La Cina è una fragile Potenza in ascesa?

by • 24 settembre 2020 • ESTERI, In evidenzaCommenti disabilitati su La Cina è una fragile Potenza in ascesa?1038

Nella sua ascesa, la Repubblica Popolare dovrà risolvere i grandi problemi interni, che la rendono una fragile rising power. L’economia sta crescendo più lentamente, esacerbata dalla distruzione ambientale, dalla rampante corruzione, dall’aumento del divario tra ricchi e poveri, dagli enormi debiti per gli enti locali e dalle sfide demografiche conseguenti al fatto di essere il primo paese a diventare vecchio prima di diventare ricco.

Le previsioni del sorpasso dell’economia cinese nei confronti di quella americana sono realistiche ma tengono poco conto della difficolta insita nel mantenere ritmi di crescita così alti, della dipendenza energetica cinese (gli americani nel 2030 dovrebbero raggiungere l’autosufficienza energetica) e della tenuta sociale del paese.

Un rallentamento dell’economia metterebbe in crisi la promessa di Deng Xiaoping ed è causa di forti pressioni nei confronti della leadership cinese e del risentimento di un popolo che non crede più che il partito comunista possa riuscire a muoversi dalle sue posizioni autoritarie ed evolvere verso una governance più concertata. Washington sta facendo leva su queste debolezze, in questo senso si dovrebbe leggere il cambio di marcia impresso dalla presidenza Trump che imponendo dazi, contrastando i colossi imprenditoriali cinesi (Huawei, Cosco, ZTE, ecc.) e mettendo i bastoni fra le ruote ai progetti cinesi si pone l’obiettivo di rallentare la crescita dell’economia cinese, rompendo così il patto sociale (i figli saranno più ricchi dei genitori) su cui si fonda il consenso del regime e il rapporto élite-popolo.

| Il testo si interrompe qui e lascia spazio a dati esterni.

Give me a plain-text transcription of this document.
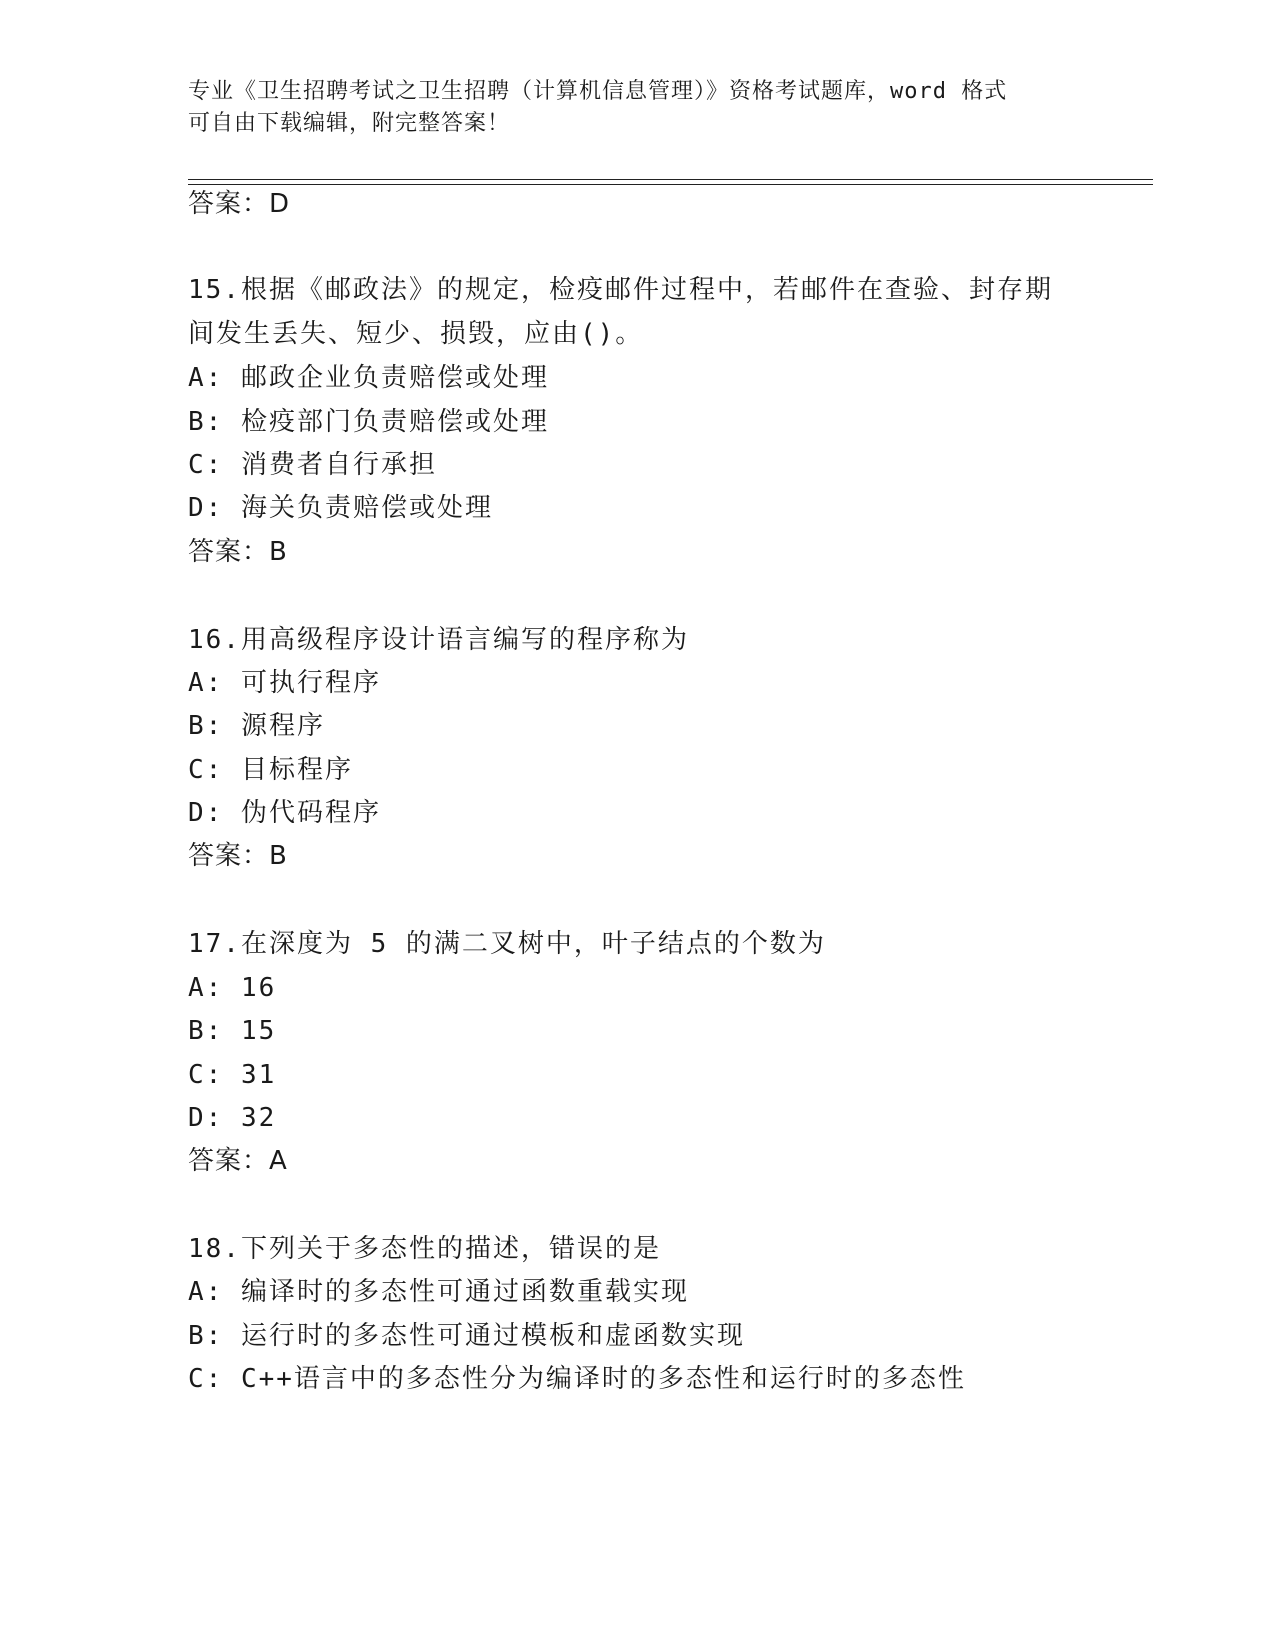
专业《卫生招聘考试之卫生招聘（计算机信息管理）》资格考试题库，word 格式
可自由下载编辑，附完整答案！
答案：D
15.根据《邮政法》的规定，检疫邮件过程中，若邮件在查验、封存期
间发生丢失、短少、损毁，应由()。
A: 邮政企业负责赔偿或处理
B: 检疫部门负责赔偿或处理
C: 消费者自行承担
D: 海关负责赔偿或处理
答案：B
16.用高级程序设计语言编写的程序称为
A: 可执行程序
B: 源程序
C: 目标程序
D: 伪代码程序
答案：B
17.在深度为 5 的满二叉树中，叶子结点的个数为
A: 16
B: 15
C: 31
D: 32
答案：A
18.下列关于多态性的描述，错误的是
A: 编译时的多态性可通过函数重载实现
B: 运行时的多态性可通过模板和虚函数实现
C: C++语言中的多态性分为编译时的多态性和运行时的多态性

L’ascesa cinese dipende molto dagli sviluppi interni: per continuare a crescere, la Cina deve mettere in ordine casa. Sebbene la Cina sia una potenza in ascesa e allo stesso tempo uno sfidante degli Stati Uniti sarà molto difficile per lei fondare un ordine alternativo, fino a quel momento la Cina sarà costretta a comportarsi da challenger collaborativo volendo raggiungere obiettivi in contrasto con quelli degli Stati Uniti nel frattempo li sfiderà all’interno del sistema attuale.

La Cina si pone come riformatrice dell’ordine dal punto di vista legislativo, in collaborazione con le altre potenze, per cambiare l’ordine dal di dentro e fare in modo che i rapporti istituzionali e giuridici rappresentino più fedelmente i rapporti di forza attuali. La strategia seguita dalla Cina non è, ad oggi, di tipo rivoluzionario ma implica, piuttosto, una progressiva spinta per la revisione dello status quo nei settori che la leadership cinese ritiene vitali per la sicurezza nazionale e per lo sviluppo dell’impero del centro.

L’approccio cinese si avvicinerebbe, quindi, molto di più al modello reformist revisionist per cui la potenza in ascesa praticherebbe una costante opera di resistenza nei confronti delle caratteristiche dell’ordine internazionale che ostacolano il suo interesse nazionale, mentre approfitterebbe dei benefici che la stabilità e il sistema internazionale procurano (free-riding).

Più che a una transizione di potere, la Cina mirerebbe, quindi, ad una sua diffusione per la creazione di un «ordine negoziato» che le permetterebbe di modificare i segmenti dell’ordine internazionale e dei complessi di sicurezza regionali che ostacolano il perseguimento del proprio interesse nazionale.

Concludendo, Pechino non intenderebbe soppiantare l’ordine globale ma cambiarlo dall’interno, almeno fino a quando non avrà la forza di proporne uno alternativo. Oggi, la Cina ha progettato i fondamenti di questo ordine futuro, ma ci sono settori in cui l’impero del centro non riuscirà a medio termine a sostituire il sistema americano con una governance globale sinocentrica.